Now, perhaps you feel that your faith would be a lot stronger if you too, could have a personal experience of the risen Christ. Well, if that is the case, then remember you’re much more likely to meet Christ when you’re in the company of other Christians.

It’s when we’re at our lowest; when we really don’t feel much like going to church at all, that we most need to be there. It’s when we’re in the company of others, doing what Jesus told us to do at the Last Supper, that we’re most likely to meet him. It’s when we recognise our broken-ness and our dependence on God and each other; it’s when we see in the broken bread and the poured out wine, the sign of God bleeding and dying for us in Jesus, that his presence is likely to be sensed and indeed felt.  It is a presence which transcends the Jesus of history and yet makes him present to us in the Christ of faith.
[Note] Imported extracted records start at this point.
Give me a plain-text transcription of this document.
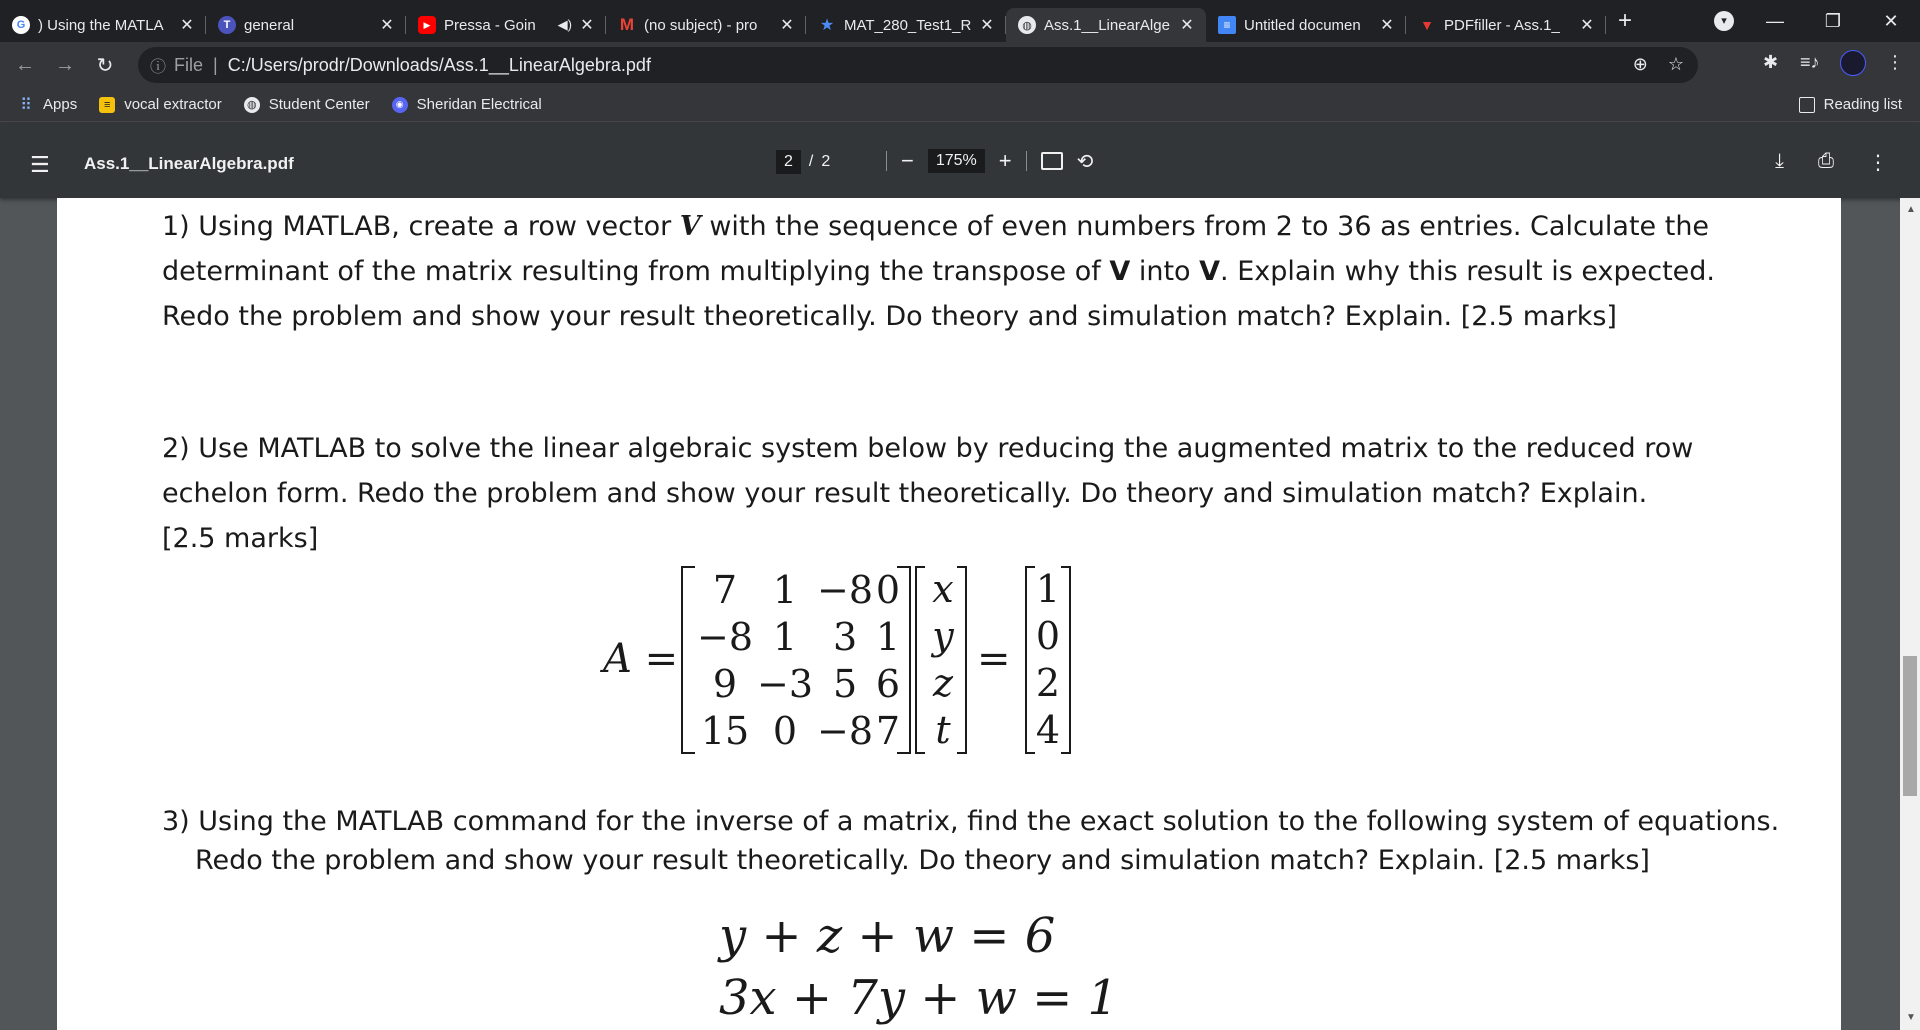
G ) Using the MATLA	✕	T general	✕	▶ Pressa - Goin	◀) ✕ M (no subject) - pro	✕ ★ MAT_280_Test1_R ✕	◍ Ass.1__LinearAlge ✕	≡ Untitled documen	✕ ▼ PDFfiller - Ass.1_	✕ +	▾	—	❐	✕
← →	↻	ⓘ File | C:/Users/prodr/Downloads/Ass.1__LinearAlgebra.pdf	⊕ ☆	✱ ≡♪	⋮
⠿ Apps	≡ vocal extractor ◍ Student Center	◉ Sheridan Electrical	Reading list
☰ Ass.1__LinearAlgebra.pdf	2	/ 2	−	175%	+	⟲	⤓ ⎙ ⋮
1) Using MATLAB, create a row vector V with the sequence of even numbers from 2 to 36 as entries. Calculate the
determinant of the matrix resulting from multiplying the transpose of V into V. Explain why this result is expected.
Redo the problem and show your result theoretically. Do theory and simulation match? Explain. [2.5 marks]
2) Use MATLAB to solve the linear algebraic system below by reducing the augmented matrix to the reduced row
echelon form. Redo the problem and show your result theoretically. Do theory and simulation match? Explain.
[2.5 marks]
A =
7	1	−8	0
−8	1	3	1
9	−3	5	6
15	0	−8	7
x
y
z
t
=
1
0
2
4
3) Using the MATLAB command for the inverse of a matrix, find the exact solution to the following system of equations.
Redo the problem and show your result theoretically. Do theory and simulation match? Explain. [2.5 marks]
y + z + w = 6
3x + 7y + w = 1
▲
▼
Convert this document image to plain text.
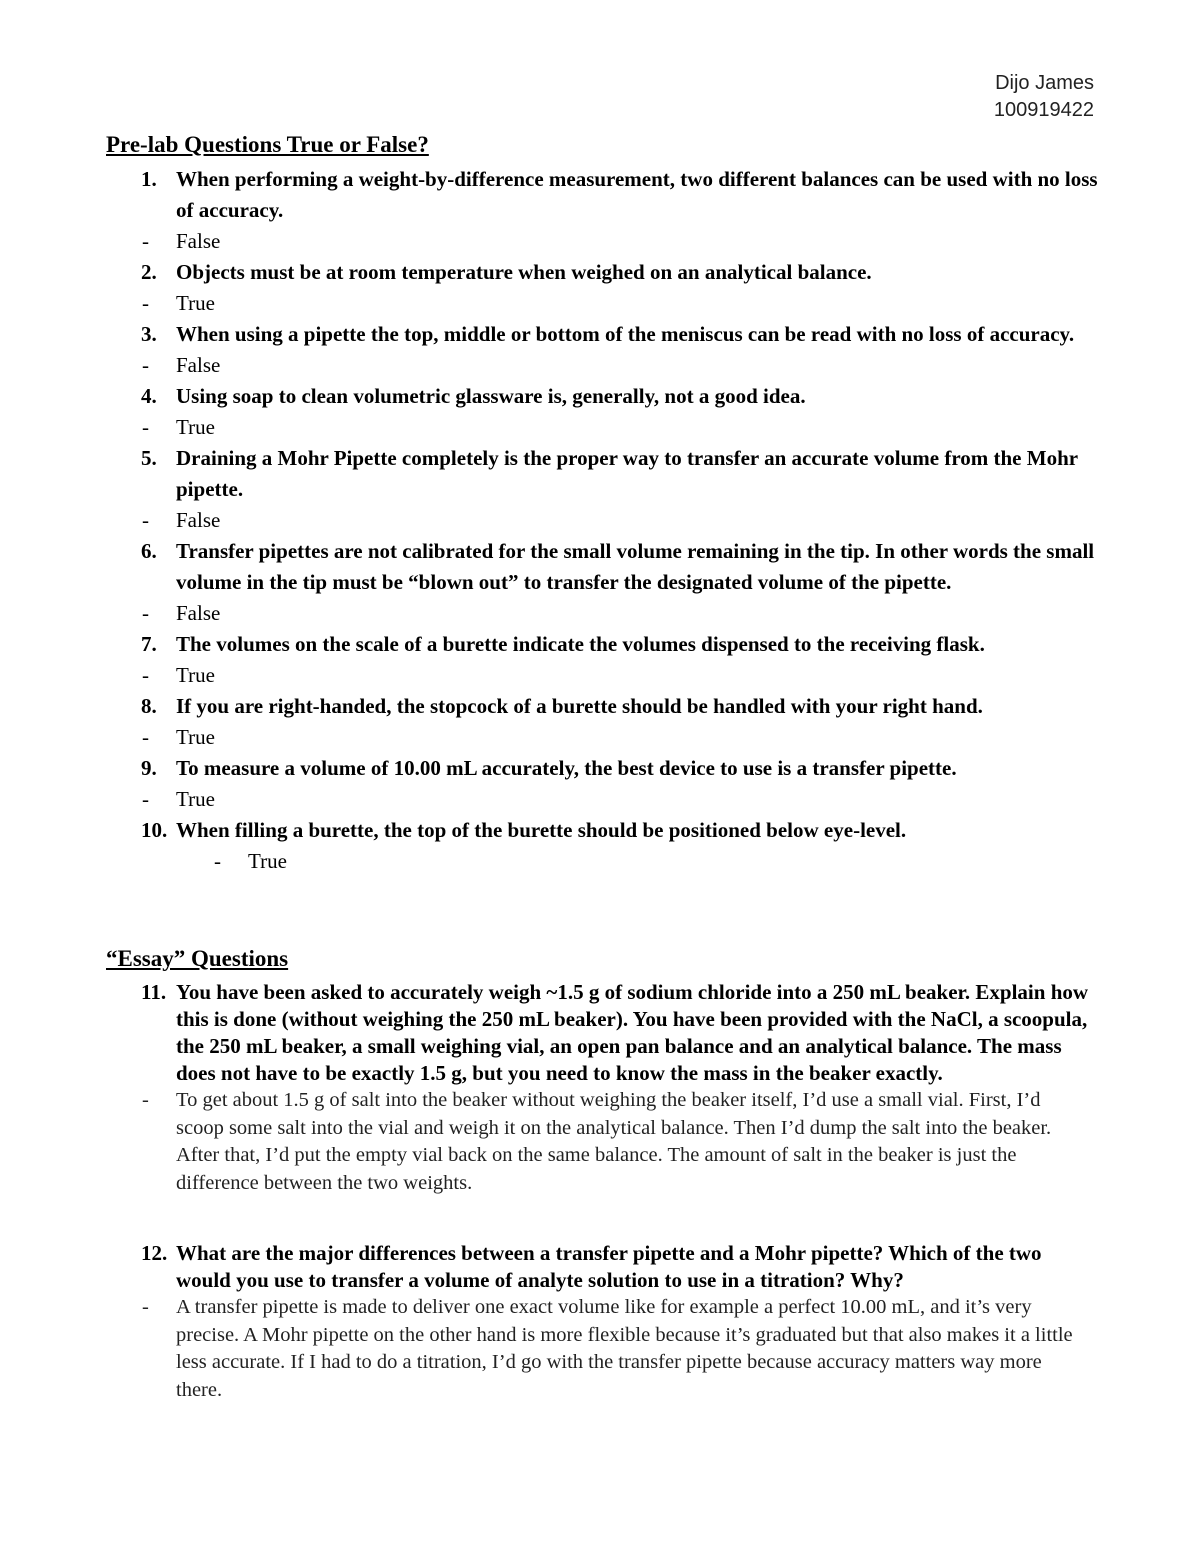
Dijo James
100919422
Pre-lab Questions True or False?
1. When performing a weight-by-difference measurement, two different balances can be used with no loss of accuracy.
- False
2. Objects must be at room temperature when weighed on an analytical balance.
- True
3. When using a pipette the top, middle or bottom of the meniscus can be read with no loss of accuracy.
- False
4. Using soap to clean volumetric glassware is, generally, not a good idea.
- True
5. Draining a Mohr Pipette completely is the proper way to transfer an accurate volume from the Mohr pipette.
- False
6. Transfer pipettes are not calibrated for the small volume remaining in the tip. In other words the small volume in the tip must be “blown out” to transfer the designated volume of the pipette.
- False
7. The volumes on the scale of a burette indicate the volumes dispensed to the receiving flask.
- True
8. If you are right-handed, the stopcock of a burette should be handled with your right hand.
- True
9. To measure a volume of 10.00 mL accurately, the best device to use is a transfer pipette.
- True
10. When filling a burette, the top of the burette should be positioned below eye-level.
- True
“Essay” Questions
11. You have been asked to accurately weigh ~1.5 g of sodium chloride into a 250 mL beaker. Explain how this is done (without weighing the 250 mL beaker). You have been provided with the NaCl, a scoopula, the 250 mL beaker, a small weighing vial, an open pan balance and an analytical balance. The mass does not have to be exactly 1.5 g, but you need to know the mass in the beaker exactly.
- To get about 1.5 g of salt into the beaker without weighing the beaker itself, I’d use a small vial. First, I’d scoop some salt into the vial and weigh it on the analytical balance. Then I’d dump the salt into the beaker. After that, I’d put the empty vial back on the same balance. The amount of salt in the beaker is just the difference between the two weights.
12. What are the major differences between a transfer pipette and a Mohr pipette? Which of the two would you use to transfer a volume of analyte solution to use in a titration? Why?
- A transfer pipette is made to deliver one exact volume like for example a perfect 10.00 mL, and it’s very precise. A Mohr pipette on the other hand is more flexible because it’s graduated but that also makes it a little less accurate. If I had to do a titration, I’d go with the transfer pipette because accuracy matters way more there.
The resurrection appearances stopped some six weeks after Easter; they had to stop in order that Jesus could be made present to everybody. But Jesus isn’t just a figure from history who we can read about in the Bible.  He’s alive in a way which transcends flesh and blood, and he wants to relate to all who will respond to him. And you may believe this, first of all, because of the witness of the gospels. No other explanation can do justice to the facts.

And once you accept this, once you decide to take God at his word, despite all of your honest doubts; then you’ll meet Jesus, and words will never do justice to your experience. Your life will begin to be turned upside down, as you begin to see more clearly than ever before how the God of love is made present to us. How he reveals himself to us through a suffering servant who’ll take many forms to make his presence real. A presence which will always say to you: “Even though you die, you will live”. I went back to the High Dependency Unit later that day. The relatives had gone. I blessed Roy, and commended him to God.  He knows that now; may he rest in peace. Amen.